Full Dedicated GPGPU Virtualization with Mediated Pass-Through

Zusammenfassung

Over the last few years, the transition from traditional Graphics-centric GPU to general-purpose GPU (GPGPU) has been adapted for many applications with high graphic fidelity as well as computation- intensive workloads which fit the GPU SIMD (Single Instruction, Multiple Data) architecture well. This adoption has stimulated development of GPU cloud services, which allow sharing high performant GPU resources to multiple tenants. Cloud providers thus face the challenge to virtualize fast-developing modern GPGPU devices driven by increasingly more sophisticated graphics and computing API.

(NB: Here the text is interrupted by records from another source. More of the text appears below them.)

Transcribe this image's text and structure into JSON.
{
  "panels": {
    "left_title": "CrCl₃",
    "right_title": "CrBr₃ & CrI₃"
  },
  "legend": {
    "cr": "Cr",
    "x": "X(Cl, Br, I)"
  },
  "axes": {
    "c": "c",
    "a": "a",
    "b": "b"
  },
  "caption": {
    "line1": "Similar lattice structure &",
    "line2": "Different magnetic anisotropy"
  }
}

While modern CPU allow direct usage of devices (PCI pass-through) such as a GPU from virtual machines through an input/output memory management unit (IOMMU) and achieve near-native performance for GPUs, the solution assumes exclusive access and does not allow any form of multiplexing. Time-
division multiplexing as common approach for accelerators could be applied, however saving and restoring the full GPU hardware state greatly affects GPU performance. Another approach to allow GPU virtualization concentrates on forwarding high-level API calls to the host graphics stacks (API Forwarding). This enables round-robin multiplexing which is controlled by the host graphics driver, but introduces overhead for often highly frequent API calls due to the Hypervisor intervention. Most recent solutions introduce mediated pass-through to allow direct access to performance critical GPU resources while still allowing multiplexing. The implementations however are currently limited to vendor-specific GPU or certain used API.

In this presentation we present a concept to allow full virtualization of dedicated modern GPGPU for any graphics and computing API. This concept is based on mediation of memory allocation as well as command buffer creation at driver-level, thus enabling direct mapping in the address space of the virtual machine. Following access to these resources needs no intervention by the Hypervisor which greatly improves access times to these frequently accessed GPU resources due to reduced „VM Exits“.